Energize Ventures leads, with NEA and Intel Capital returning. Total funding reaches $33.5M; focus shifts hard toward manufacturing and industrial IoT. Eagle Eye Networks partnership lands the same year.
Matroid has raised $33.5 million across two rounds, from a backer list that says a lot about who finds this useful: Intel Capital and NEA on the venture side, Energize Ventures on the industrial side, and In-Q-Tel, the strategic investment arm tied to the U.S. intelligence community, on the government side. When Intel, an industrial-energy fund, and a national-security investor all show up to the same cap table, the "who is this for" question mostly answers itself.
The technical proof is less abstract. Matroid built a glaucoma-detection model that hit a 96% F1 score using 3D convolutional networks, and a 3D architecture called FusionNet that topped Princeton's ModelNet competition. The point is not the medical scan or the leaderboard - it is that the same engine pointed at an eye can be pointed at a jet part, a loading dock, or an airport gate.
Seed figure approximate, inferred from a $33.5M total against a $10M Series A and $20M Series B.
When Intel, an energy fund, and an intelligence-linked investor share a cap table, the customer list writes itself.
The platform runs across manufacturing, automotive, electronics, metals and raw materials, aerospace, airport management, and video security - inspecting for defects, verifying assembly, monitoring safety compliance, and searching surveillance footage. The partnerships fill in the rest of the picture: HP for the hardware, Oracle for the analytics, Eagle Eye Networks for the cameras.
Matroid states its mission in six words, and the load-bearing one is "responsibly." A company whose investors include an intelligence-linked fund, whose product can recognize faces and track people, has to mean it. The stated vision is narrower and more honest than most: make AI usable by the people building a safer, more productive world - the quality engineer, not the research lab.

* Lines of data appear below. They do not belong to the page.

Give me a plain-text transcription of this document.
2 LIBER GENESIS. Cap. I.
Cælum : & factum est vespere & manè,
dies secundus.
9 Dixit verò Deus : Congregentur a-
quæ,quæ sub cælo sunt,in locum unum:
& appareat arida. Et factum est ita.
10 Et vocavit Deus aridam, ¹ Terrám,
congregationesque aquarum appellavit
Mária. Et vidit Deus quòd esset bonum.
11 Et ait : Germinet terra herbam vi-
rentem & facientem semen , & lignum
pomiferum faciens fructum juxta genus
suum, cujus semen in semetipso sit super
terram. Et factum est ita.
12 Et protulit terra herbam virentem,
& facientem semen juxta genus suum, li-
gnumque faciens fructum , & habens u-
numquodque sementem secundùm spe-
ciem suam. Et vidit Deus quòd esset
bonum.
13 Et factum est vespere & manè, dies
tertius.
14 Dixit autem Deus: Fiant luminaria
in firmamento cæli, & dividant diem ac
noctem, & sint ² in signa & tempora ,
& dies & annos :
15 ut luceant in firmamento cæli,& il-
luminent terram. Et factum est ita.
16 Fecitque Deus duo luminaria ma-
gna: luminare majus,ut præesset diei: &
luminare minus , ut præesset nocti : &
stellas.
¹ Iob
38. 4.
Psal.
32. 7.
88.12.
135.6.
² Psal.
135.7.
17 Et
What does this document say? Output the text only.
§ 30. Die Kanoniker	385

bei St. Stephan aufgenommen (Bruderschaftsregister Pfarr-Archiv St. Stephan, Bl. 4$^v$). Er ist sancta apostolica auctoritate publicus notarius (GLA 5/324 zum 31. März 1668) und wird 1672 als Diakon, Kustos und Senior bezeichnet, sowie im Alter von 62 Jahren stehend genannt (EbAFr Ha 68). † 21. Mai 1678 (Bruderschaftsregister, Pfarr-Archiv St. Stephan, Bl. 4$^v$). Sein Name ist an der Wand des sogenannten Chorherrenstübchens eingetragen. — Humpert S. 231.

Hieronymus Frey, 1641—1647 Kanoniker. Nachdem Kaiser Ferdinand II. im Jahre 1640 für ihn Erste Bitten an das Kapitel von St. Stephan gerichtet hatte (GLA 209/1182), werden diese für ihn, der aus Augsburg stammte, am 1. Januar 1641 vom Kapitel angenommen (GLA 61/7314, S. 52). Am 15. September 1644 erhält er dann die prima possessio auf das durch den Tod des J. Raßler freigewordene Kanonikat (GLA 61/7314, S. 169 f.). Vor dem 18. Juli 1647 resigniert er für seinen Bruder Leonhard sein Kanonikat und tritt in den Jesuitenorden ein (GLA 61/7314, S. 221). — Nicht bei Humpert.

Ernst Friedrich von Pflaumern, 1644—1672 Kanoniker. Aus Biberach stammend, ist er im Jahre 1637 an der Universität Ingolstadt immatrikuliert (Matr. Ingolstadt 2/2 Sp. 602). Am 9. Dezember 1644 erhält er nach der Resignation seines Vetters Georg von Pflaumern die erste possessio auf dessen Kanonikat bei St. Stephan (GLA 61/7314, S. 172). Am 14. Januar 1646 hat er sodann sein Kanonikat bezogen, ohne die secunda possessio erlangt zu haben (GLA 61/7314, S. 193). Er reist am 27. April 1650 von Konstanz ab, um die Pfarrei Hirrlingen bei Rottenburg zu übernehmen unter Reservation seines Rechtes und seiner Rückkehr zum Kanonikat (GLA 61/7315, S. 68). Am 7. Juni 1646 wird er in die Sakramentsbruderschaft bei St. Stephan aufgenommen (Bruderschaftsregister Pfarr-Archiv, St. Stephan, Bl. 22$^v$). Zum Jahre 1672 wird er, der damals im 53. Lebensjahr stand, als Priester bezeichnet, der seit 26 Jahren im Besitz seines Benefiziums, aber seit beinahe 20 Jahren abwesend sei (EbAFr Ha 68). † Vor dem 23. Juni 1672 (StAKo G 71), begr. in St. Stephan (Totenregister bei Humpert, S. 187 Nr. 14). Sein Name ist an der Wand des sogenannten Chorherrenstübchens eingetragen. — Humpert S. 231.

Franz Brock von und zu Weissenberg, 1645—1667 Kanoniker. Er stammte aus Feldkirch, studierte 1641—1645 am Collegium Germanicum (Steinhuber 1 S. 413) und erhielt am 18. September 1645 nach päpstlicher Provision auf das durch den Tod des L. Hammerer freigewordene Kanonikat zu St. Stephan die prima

There is a mild irony here worth naming. The founder spent years making machine learning more powerful and more exotic. The company he built spends its days making that same power ordinary - boring, even. A good detector is one nobody thinks about. It just turns the screen green.
Go back to that conveyor. Before Matroid, the camera above it was a recording device - footage you reviewed only after something went wrong, a black box you opened during an incident. Now that same camera holds an opinion. It knows what a finished part looks like and what a missing one looks like, and it says so in real time, in two words a human can read from across the room.
That shift - from recording to understanding - is the whole game, and it is happening across every industry that runs on cameras and cannot afford to miss. As edge hardware gets cheaper and detectors get easier to train, the bottleneck Matroid attacked keeps shrinking. The expertise and the machine learning are finally in the same room. Missing. Verified. The screen turns green, and the night shift carries on without anyone watching.
A detector you never think about is a detector doing its job. It just turns the screen green.